Love on the eve of life, contrary to the views of daughters and sons and all those who just observe without really seeing, does not include the ego and the need to prove oneself. There is nothing artificial in mature love. In it, thoughts, intentions, and caresses are so authentic that the light of truth illuminates them. It is such a holistic feeling that it fills the mind, hands and heart.

drowning heart

On the other hand, there is also a point that Alberto and Maite are certainly familiar with. A large portion of the younger population believes that maturity or the conditional side of life means passivity and withdrawal. Just as if love or passion had an expiration date. As if it were a forbidden area for those whose hair is already grayed out and who have more life behind them than in front of them.

This is a misunderstanding among the younger generation. In fact, if positive psychology teaches us something, it is that the curve of happiness reaches its highest peak at this point. This is the stage when love is a simpler and purer experience.

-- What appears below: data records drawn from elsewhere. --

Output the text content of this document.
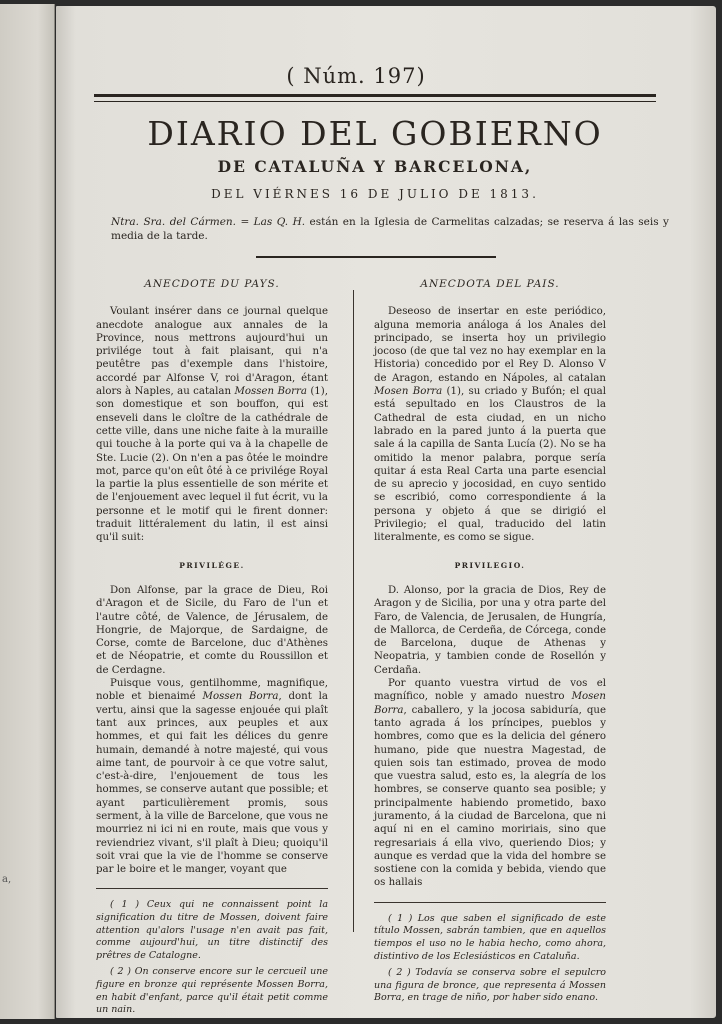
a,
( Núm. 197)
DIARIO DEL GOBIERNO
DE CATALUÑA Y BARCELONA,
DEL VIÉRNES 16 DE JULIO DE 1813.
Ntra. Sra. del Cármen. = Las Q. H. están en la Iglesia de Carmelitas calzadas; se reserva á las seis y media de la tarde.
ANECDOTE DU PAYS.

Voulant insérer dans ce journal quelque anecdote analogue aux annales de la Province, nous mettrons aujourd'hui un privilége tout à fait plaisant, qui n'a peutêtre pas d'exemple dans l'histoire, accordé par Alfonse V, roi d'Aragon, étant alors à Naples, au catalan Mossen Borra (1), son domestique et son bouffon, qui est enseveli dans le cloître de la cathédrale de cette ville, dans une niche faite à la muraille qui touche à la porte qui va à la chapelle de Ste. Lucie (2). On n'en a pas ôtée le moindre mot, parce qu'on eût ôté à ce privilége Royal la partie la plus essentielle de son mérite et de l'enjouement avec lequel il fut écrit, vu la personne et le motif qui le firent donner: traduit littéralement du latin, il est ainsi qu'il suit:

PRIVILÉGE.

Don Alfonse, par la grace de Dieu, Roi d'Aragon et de Sicile, du Faro de l'un et l'autre côté, de Valence, de Jérusalem, de Hongrie, de Majorque, de Sardaigne, de Corse, comte de Barcelone, duc d'Athènes et de Néopatrie, et comte du Roussillon et de Cerdagne.

Puisque vous, gentilhomme, magnifique, noble et bienaimé Mossen Borra, dont la vertu, ainsi que la sagesse enjouée qui plaît tant aux princes, aux peuples et aux hommes, et qui fait les délices du genre humain, demandé à notre majesté, qui vous aime tant, de pourvoir à ce que votre salut, c'est-à-dire, l'enjouement de tous les hommes, se conserve autant que possible; et ayant particulièrement promis, sous serment, à la ville de Barcelone, que vous ne mourriez ni ici ni en route, mais que vous y reviendriez vivant, s'il plaît à Dieu; quoiqu'il soit vrai que la vie de l'homme se conserve par le boire et le manger, voyant que

( 1 ) Ceux qui ne connaissent point la signification du titre de Mossen, doivent faire attention qu'alors l'usage n'en avait pas fait, comme aujourd'hui, un titre distinctif des prêtres de Catalogne.

( 2 ) On conserve encore sur le cercueil une figure en bronze qui représente Mossen Borra, en habit d'enfant, parce qu'il était petit comme un nain.

ANECDOTA DEL PAIS.

Deseoso de insertar en este periódico, alguna memoria análoga á los Anales del principado, se inserta hoy un privilegio jocoso (de que tal vez no hay exemplar en la Historia) concedido por el Rey D. Alonso V de Aragon, estando en Nápoles, al catalan Mosen Borra (1), su criado y Bufón; el qual está sepultado en los Claustros de la Cathedral de esta ciudad, en un nicho labrado en la pared junto á la puerta que sale á la capilla de Santa Lucía (2). No se ha omitido la menor palabra, porque sería quitar á esta Real Carta una parte esencial de su aprecio y jocosidad, en cuyo sentido se escribió, como correspondiente á la persona y objeto á que se dirigió el Privilegio; el qual, traducido del latin literalmente, es como se sigue.

PRIVILEGIO.

D. Alonso, por la gracia de Dios, Rey de Aragon y de Sicilia, por una y otra parte del Faro, de Valencia, de Jerusalen, de Hungría, de Mallorca, de Cerdeña, de Córcega, conde de Barcelona, duque de Athenas y Neopatria, y tambien conde de Rosellón y Cerdaña.

Por quanto vuestra virtud de vos el magnífico, noble y amado nuestro Mosen Borra, caballero, y la jocosa sabiduría, que tanto agrada á los príncipes, pueblos y hombres, como que es la delicia del género humano, pide que nuestra Magestad, de quien sois tan estimado, provea de modo que vuestra salud, esto es, la alegría de los hombres, se conserve quanto sea posible; y principalmente habiendo prometido, baxo juramento, á la ciudad de Barcelona, que ni aquí ni en el camino moririais, sino que regresariais á ella vivo, queriendo Dios; y aunque es verdad que la vida del hombre se sostiene con la comida y bebida, viendo que os hallais

( 1 ) Los que saben el significado de este título Mossen, sabrán tambien, que en aquellos tiempos el uso no le habia hecho, como ahora, distintivo de los Eclesiásticos en Cataluña.

( 2 ) Todavía se conserva sobre el sepulcro una figura de bronce, que representa á Mossen Borra, en trage de niño, por haber sido enano.
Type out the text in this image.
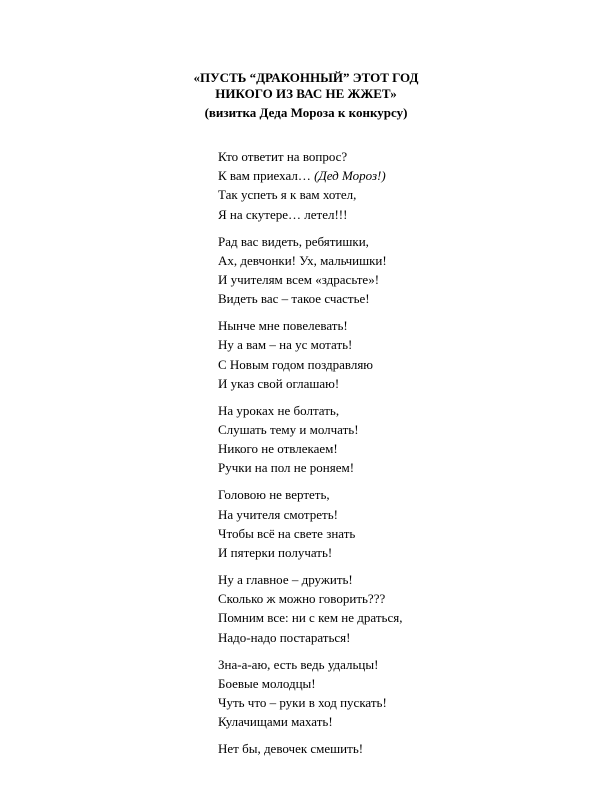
«ПУСТЬ “ДРАКОННЫЙ” ЭТОТ ГОД
НИКОГО ИЗ ВАС НЕ ЖЖЕТ»
(визитка Деда Мороза к конкурсу)
Кто ответит на вопрос?
К вам приехал… (Дед Мороз!)
Так успеть я к вам хотел,
Я на скутере… летел!!!
Рад вас видеть, ребятишки,
Ах, девчонки! Ух, мальчишки!
И учителям всем «здрасьте»!
Видеть вас – такое счастье!
Нынче мне повелевать!
Ну а вам – на ус мотать!
С Новым годом поздравляю
И указ свой оглашаю!
На уроках не болтать,
Слушать тему и молчать!
Никого не отвлекаем!
Ручки на пол не роняем!
Головою не вертеть,
На учителя смотреть!
Чтобы всё на свете знать
И пятерки получать!
Ну а главное – дружить!
Сколько ж можно говорить???
Помним все: ни с кем не драться,
Надо-надо постараться!
Зна-а-аю, есть ведь удальцы!
Боевые молодцы!
Чуть что – руки в ход пускать!
Кулачищами махать!
Нет бы, девочек смешить!
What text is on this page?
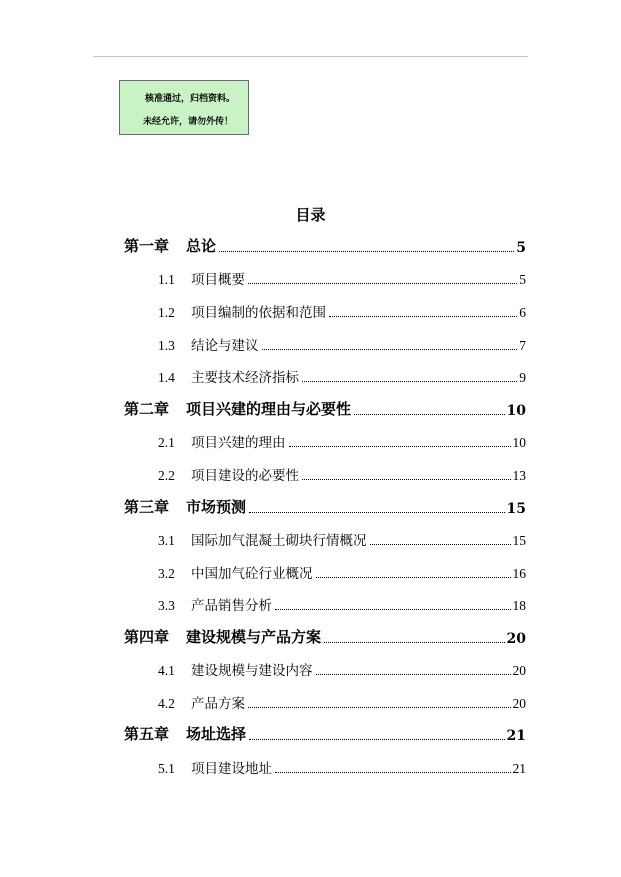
核准通过，归档资料。
未经允许，请勿外传！
目录
第一章	总论	5
1.1	项目概要	5
1.2	项目编制的依据和范围	6
1.3	结论与建议	7
1.4	主要技术经济指标	9
第二章	项目兴建的理由与必要性	10
2.1	项目兴建的理由	10
2.2	项目建设的必要性	13
第三章	市场预测	15
3.1	国际加气混凝土砌块行情概况	15
3.2	中国加气砼行业概况	16
3.3	产品销售分析	18
第四章	建设规模与产品方案	20
4.1	建设规模与建设内容	20
4.2	产品方案	20
第五章	场址选择	21
5.1	项目建设地址	21
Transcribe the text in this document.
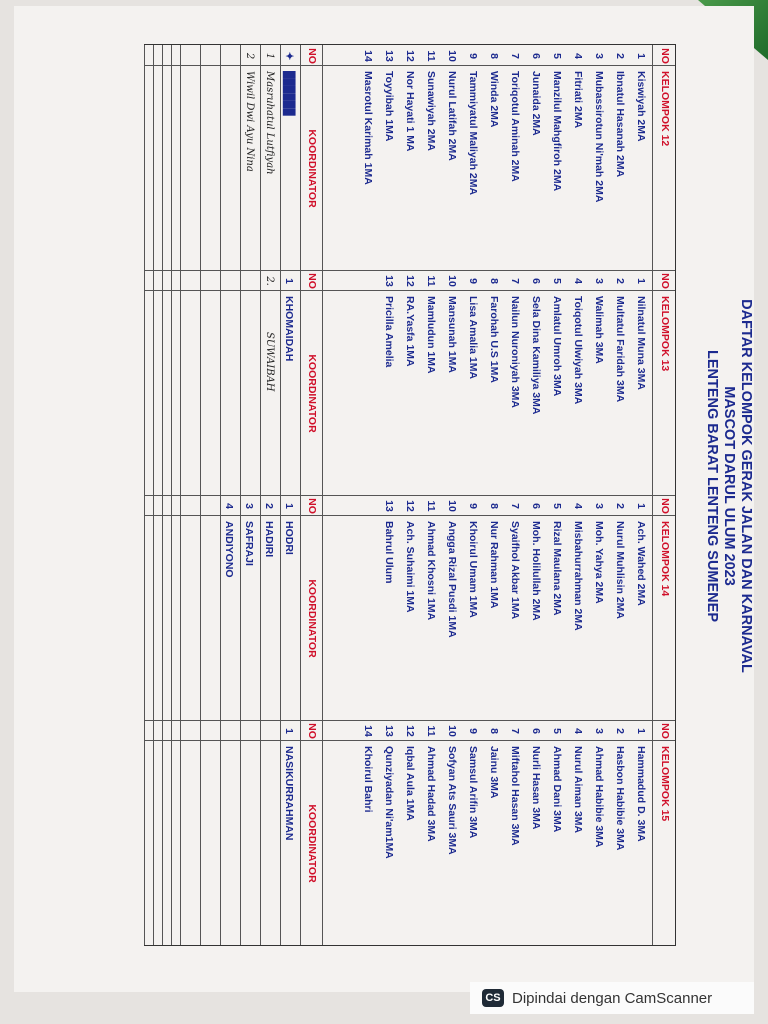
DAFTAR KELOMPOK GERAK JALAN DAN KARNAVAL
MASCOT DARUL ULUM 2023
LENTENG BARAT LENTENG SUMENEP
NO
KELOMPOK 12
1
Kiswiyah 2MA
2
Ibnatul Hasanah 2MA
3
Mubassirotun Ni'mah 2MA
4
Fitriati 2MA
5
Manzilul Mahgfiroh 2MA
6
Junaida 2MA
7
Toriqotul Aminah 2MA
8
Winda 2MA
9
Tammiyatul Maliyah 2MA
10
Nurul Latifah 2MA
11
Sunawiyah 2MA
12
Nor Hayati 1 MA
13
Toyyibah 1MA
14
Masrotul Karimah 1MA
NO
KOORDINATOR
✦
██████
1
Masruhatul Lutfiyah
2
Wiwil Dwi Ayu Nina
NO
KELOMPOK 13
1
Nilnatul Muna 3MA
2
Multatul Faridah 3MA
3
Walimah 3MA
4
Toiqotul Ulwiyah 3MA
5
Amlatul Umroh 3MA
6
Sela Dina Kamiliya 3MA
7
Nailun Nuroniyah 3MA
8
Farohah U.S 1MA
9
Lisa Amalia 1MA
10
Mansunah 1MA
11
Mamludun 1MA
12
RA.Yasfa 1MA
13
Pricilla Amelia
NO
KOORDINATOR
1
KHOMAIDAH
2.
SUWAIBAH
NO
KELOMPOK 14
1
Ach. Wahed 2MA
2
Nurul Muhlisin 2MA
3
Moh. Yahya 2MA
4
Misbahurrahman 2MA
5
Rizal Maulana 2MA
6
Moh. Holilullah 2MA
7
Syaifhol Akbar 1MA
8
Nur Rahman 1MA
9
Khoirul Umam 1MA
10
Angga Rizal Pusdi 1MA
11
Ahmad Khosni 1MA
12
Ach. Suhaimi 1MA
13
Bahrul Ulum
NO
KOORDINATOR
1
HODRI
2
HADIRI
3
SAFRAJI
4
ANDIYONO
NO
KELOMPOK 15
1
Hammadud D. 3MA
2
Hasbon Habibie 3MA
3
Ahmad Habibie 3MA
4
Nurul Aiman 3MA
5
Ahmad Dani 3MA
6
Nurli Hasan 3MA
7
Miftahol Hasan 3MA
8
Jainu 3MA
9
Samsul Arifin 3MA
10
Sofyan Ats Sauri 3MA
11
Ahmad Hadad 3MA
12
Iqbal Aula 1MA
13
Qunziyadan Ni'am1MA
14
Khoirul Bahri
NO
KOORDINATOR
1
NASIKURRAHMAN
CS Dipindai dengan CamScanner
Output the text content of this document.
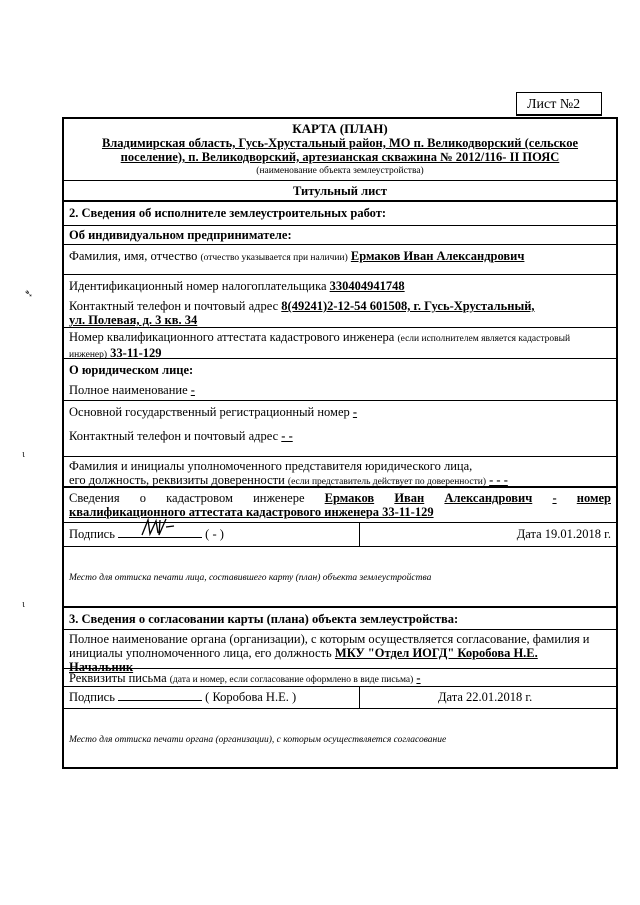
➴
ɩ
ɩ
Лист №2
КАРТА (ПЛАН)
Владимирская область, Гусь-Хрустальный район, МО п. Великодворский (сельское
поселение), п. Великодворский, артезианская скважина № 2012/116- II ПОЯС
(наименование объекта землеустройства)
Титульный лист
2. Сведения об исполнителе землеустроительных работ:
Об индивидуальном предпринимателе:
Фамилия, имя, отчество (отчество указывается при наличии) Ермаков Иван Александрович
Идентификационный номер налогоплательщика 330404941748
Контактный телефон и почтовый адрес 8(49241)2-12-54 601508, г. Гусь-Хрустальный,
ул. Полевая, д. 3 кв. 34
Номер квалификационного аттестата кадастрового инженера (если исполнителем является кадастровый
инженер) 33-11-129
О юридическом лице:
Полное наименование -
Основной государственный регистрационный номер -
Контактный телефон и почтовый адрес - -
Фамилия и инициалы уполномоченного представителя юридического лица,
его должность, реквизиты доверенности (если представитель действует по доверенности) - - -
Сведения о кадастровом инженере Ермаков Иван Александрович - номер
квалификационного аттестата кадастрового инженера 33-11-129
Подпись	( - )	Дата 19.01.2018 г.
Место для оттиска печати лица, составившего карту (план) объекта землеустройства
3. Сведения о согласовании карты (плана) объекта землеустройства:
Полное наименование органа (организации), с которым осуществляется согласование, фамилия и
инициалы уполномоченного лица, его должность МКУ "Отдел ИОГД" Коробова Н.Е.
Начальник
Реквизиты письма (дата и номер, если согласование оформлено в виде письма) -
Подпись	( Коробова Н.Е. )	Дата 22.01.2018 г.
Место для оттиска печати органа (организации), с которым осуществляется согласование
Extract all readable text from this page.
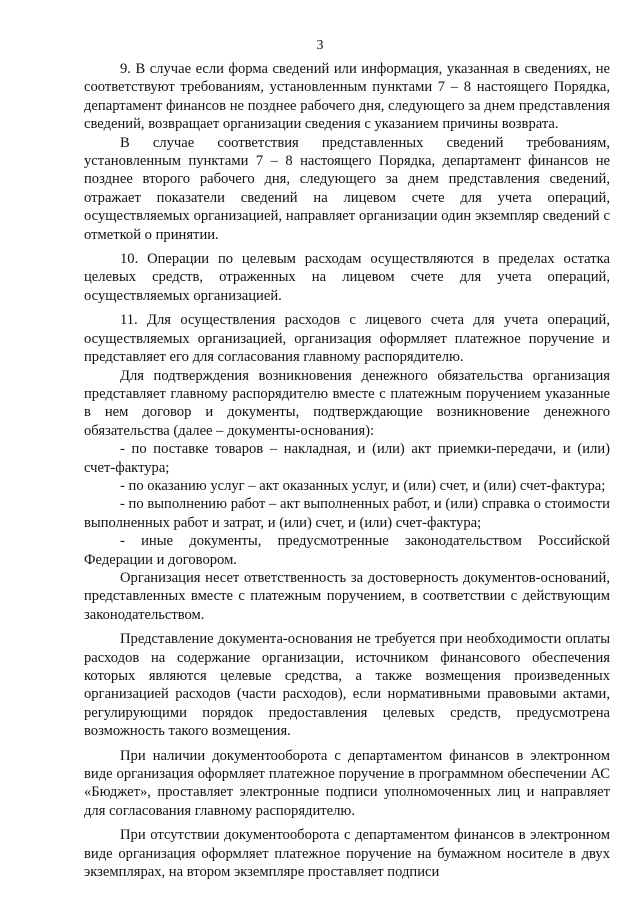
3

9. В случае если форма сведений или информация, указанная в сведениях, не соответствуют требованиям, установленным пунктами 7 – 8 настоящего Порядка, департамент финансов не позднее рабочего дня, следующего за днем представления сведений, возвращает организации сведения с указанием причины возврата.

В случае соответствия представленных сведений требованиям, установленным пунктами 7 – 8 настоящего Порядка, департамент финансов не позднее второго рабочего дня, следующего за днем представления сведений, отражает показатели сведений на лицевом счете для учета операций, осуществляемых организацией, направляет организации один экземпляр сведений с отметкой о принятии.

10. Операции по целевым расходам осуществляются в пределах остатка целевых средств, отраженных на лицевом счете для учета операций, осуществляемых организацией.

11. Для осуществления расходов с лицевого счета для учета операций, осуществляемых организацией, организация оформляет платежное поручение и представляет его для согласования главному распорядителю.

Для подтверждения возникновения денежного обязательства организация представляет главному распорядителю вместе с платежным поручением указанные в нем договор и документы, подтверждающие возникновение денежного обязательства (далее – документы-основания):

- по поставке товаров – накладная, и (или) акт приемки-передачи, и (или) счет-фактура;

- по оказанию услуг – акт оказанных услуг, и (или) счет, и (или) счет-фактура;

- по выполнению работ – акт выполненных работ, и (или) справка о стоимости выполненных работ и затрат, и (или) счет, и (или) счет-фактура;

- иные документы, предусмотренные законодательством Российской Федерации и договором.

Организация несет ответственность за достоверность документов-оснований, представленных вместе с платежным поручением, в соответствии с действующим законодательством.

Представление документа-основания не требуется при необходимости оплаты расходов на содержание организации, источником финансового обеспечения которых являются целевые средства, а также возмещения произведенных организацией расходов (части расходов), если нормативными правовыми актами, регулирующими порядок предоставления целевых средств, предусмотрена возможность такого возмещения.

При наличии документооборота с департаментом финансов в электронном виде организация оформляет платежное поручение в программном обеспечении АС «Бюджет», проставляет электронные подписи уполномоченных лиц и направляет для согласования главному распорядителю.

При отсутствии документооборота с департаментом финансов в электронном виде организация оформляет платежное поручение на бумажном носителе в двух экземплярах, на втором экземпляре проставляет подписи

A new timeline and the meaning of love

Love in later years gives a more satisfying rest than the love of earlier stages of life. It is not the fire that burns the skin, but the river that takes us on a journey of exploration with our partner. It is an opportunity to grow, experience and nurture a new kind of happiness. Contrary to skeptics ’thoughts, at this point, people are on average mentally better.

In an interesting study, economists Blanchflower and Oswald came to the conclusion that the sense of happiness and contentment is strongest during childhood and old age. If we describe happiness through the course of life, it would be in the shape of a “U,” with the first peak at childhood and the second at about 50 years of age.

woman and moon

However, it is clear that  aging does not always guarantee mental maturity. Mental balance also does not come automatically, but a large portion of the older population dominates it with exceptional dignity and a great attitude.

Mature love may not be as overflowing as Teen’s first love, but it is definitely more fruitful and satisfying.